I have been griping about not having a good location or good office space. We have decided to move to the Plaza Mikado Building in Akasaka (red hill), where PSINet used to be. Neoteny and some of the Neoteny network of companies will be joining us. I wonder what the press will say now. "Neoteny moves from Bit Valley to Red Hill" perhaps? I wonder if Red Hill will become the Sand Hill of Bit Valley?

We're kicking off several new companies that have been simmering in Neoteny's incubator: Car Generation, a driving school site; Waag Techno-logies, a mobile product selection and community site; and Linuxprobe.org, a Linux testing and information site. We have a bunch of other deals in the pipeline. I met Yasuyuki Kido of Neonagy for the first time. Neonagy is a solutions company focusing on Linux - a very cool company that I hope will work closely with us, despite the possible confusion in our names.

I attended one of the regular meetings at Koso Nippon, for the first time as a speaker. Koso Nippon is an NPO run by Hideki Kato, formerly of the Ministry of Finance. The organization researches and distributes information aimed at building a better Japan.

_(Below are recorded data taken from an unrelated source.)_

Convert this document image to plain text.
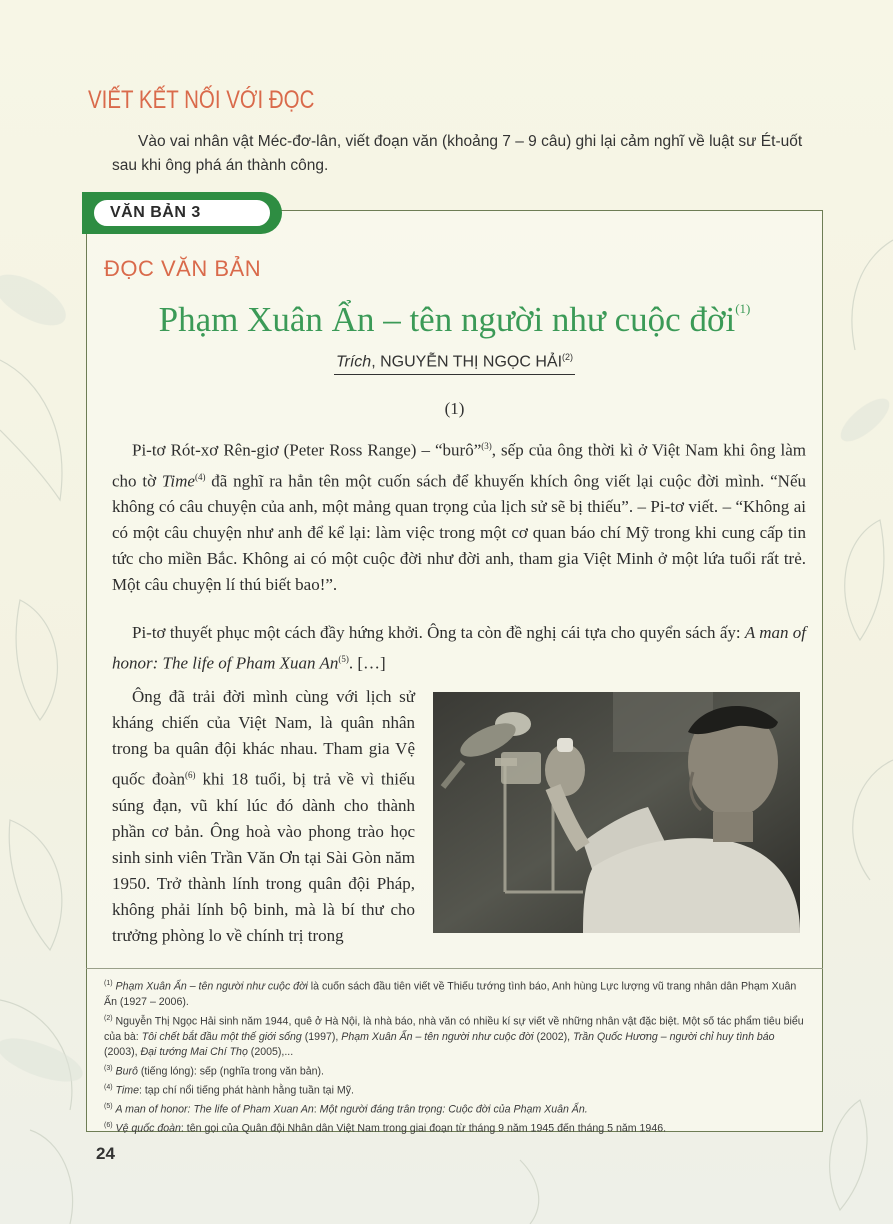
VIẾT KẾT NỐI VỚI ĐỌC
Vào vai nhân vật Méc-đơ-lân, viết đoạn văn (khoảng 7 – 9 câu) ghi lại cảm nghĩ về luật sư Ét-uốt sau khi ông phá án thành công.
VĂN BẢN 3
ĐỌC VĂN BẢN
Phạm Xuân Ẩn – tên người như cuộc đời$^{(1)}$
Trích, NGUYỄN THỊ NGỌC HẢI$^{(2)}$
(1)

Pi-tơ Rót-xơ Rên-giơ (Peter Ross Range) – “burô”$^{(3)}$, sếp của ông thời kì ở Việt Nam khi ông làm cho tờ Time$^{(4)}$ đã nghĩ ra hẳn tên một cuốn sách để khuyến khích ông viết lại cuộc đời mình. “Nếu không có câu chuyện của anh, một mảng quan trọng của lịch sử sẽ bị thiếu”. – Pi-tơ viết. – “Không ai có một câu chuyện như anh để kể lại: làm việc trong một cơ quan báo chí Mỹ trong khi cung cấp tin tức cho miền Bắc. Không ai có một cuộc đời như đời anh, tham gia Việt Minh ở một lứa tuổi rất trẻ. Một câu chuyện lí thú biết bao!”.

Pi-tơ thuyết phục một cách đầy hứng khởi. Ông ta còn đề nghị cái tựa cho quyển sách ấy: A man of honor: The life of Pham Xuan An$^{(5)}$. […]

Ông đã trải đời mình cùng với lịch sử kháng chiến của Việt Nam, là quân nhân trong ba quân đội khác nhau. Tham gia Vệ quốc đoàn$^{(6)}$ khi 18 tuổi, bị trả về vì thiếu súng đạn, vũ khí lúc đó dành cho thành phần cơ bản. Ông hoà vào phong trào học sinh sinh viên Trần Văn Ơn tại Sài Gòn năm 1950. Trở thành lính trong quân đội Pháp, không phải lính bộ binh, mà là bí thư cho trưởng phòng lo về chính trị trong

$^{(1)}$ Phạm Xuân Ẩn – tên người như cuộc đời là cuốn sách đầu tiên viết về Thiếu tướng tình báo, Anh hùng Lực lượng vũ trang nhân dân Phạm Xuân Ẩn (1927 – 2006).

$^{(2)}$ Nguyễn Thị Ngọc Hải sinh năm 1944, quê ở Hà Nội, là nhà báo, nhà văn có nhiều kí sự viết về những nhân vật đặc biệt. Một số tác phẩm tiêu biểu của bà: Tôi chết bắt đầu một thế giới sống (1997), Phạm Xuân Ẩn – tên người như cuộc đời (2002), Trần Quốc Hương – người chỉ huy tình báo (2003), Đại tướng Mai Chí Thọ (2005),...

$^{(3)}$ Burô (tiếng lóng): sếp (nghĩa trong văn bản).

$^{(4)}$ Time: tạp chí nổi tiếng phát hành hằng tuần tại Mỹ.

$^{(5)}$ A man of honor: The life of Pham Xuan An: Một người đáng trân trọng: Cuộc đời của Phạm Xuân Ẩn.

$^{(6)}$ Vệ quốc đoàn: tên gọi của Quân đội Nhân dân Việt Nam trong giai đoạn từ tháng 9 năm 1945 đến tháng 5 năm 1946.

24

This month's meeting was organized by Seigo Matsuoka's Editorial Engineering Laborato-ries team, which just finished their new online community project, ISIS. A pretty illustrious list of speakers attended, each of whom spoke for a few minutes. I got sandwiched between Hiroshi Suzuki, who recently moved from MITI to Keio University, and Eisuke Sakakibara (dubbed Mr. Yen in the press). We talked, as usual, about Internet communities, trust, value, and the economy. I never thought I'd be on stage chatting with Sakakibara about the economy.

At the beginning of the year, I was on a show with my favorite announcer, Yuji Kuroiwa, and Kenichi Takemura, Kiichi Miyazawa (Japan's minister of finance and ex-prime minister), Jiro Koku-ryo (KBS), Yotaro Kobayashi (chairman of Fuji Xerox), and Rakutan Ichiba's Hiroshi Mikitani. The show ended up being kind of short and shallow, but we had a very interesting discussion in the waiting room afterwards. I was really impressed by Yotaro Kobayashi, who has read Francis Fuku-yama's book on trust, Kevin Kelly's book, New Rules for the New Economy, and Toshio Yamagishi's work - also on trust - all material which I think is highly relevant to a wired economy. The talk ended up, as usual, in a discussion about trust, communities, and the definition of "value." Later, Jiro and I decided that we really needed to work on the definition of value in this new economy - a rather mighty undertaking, since I think everyone has been avoiding going there for too long and the definition is getting rather old.

It was a bit disappointing, though, to hear that Finance Minister Miyazawa doesn't use the Internet yet.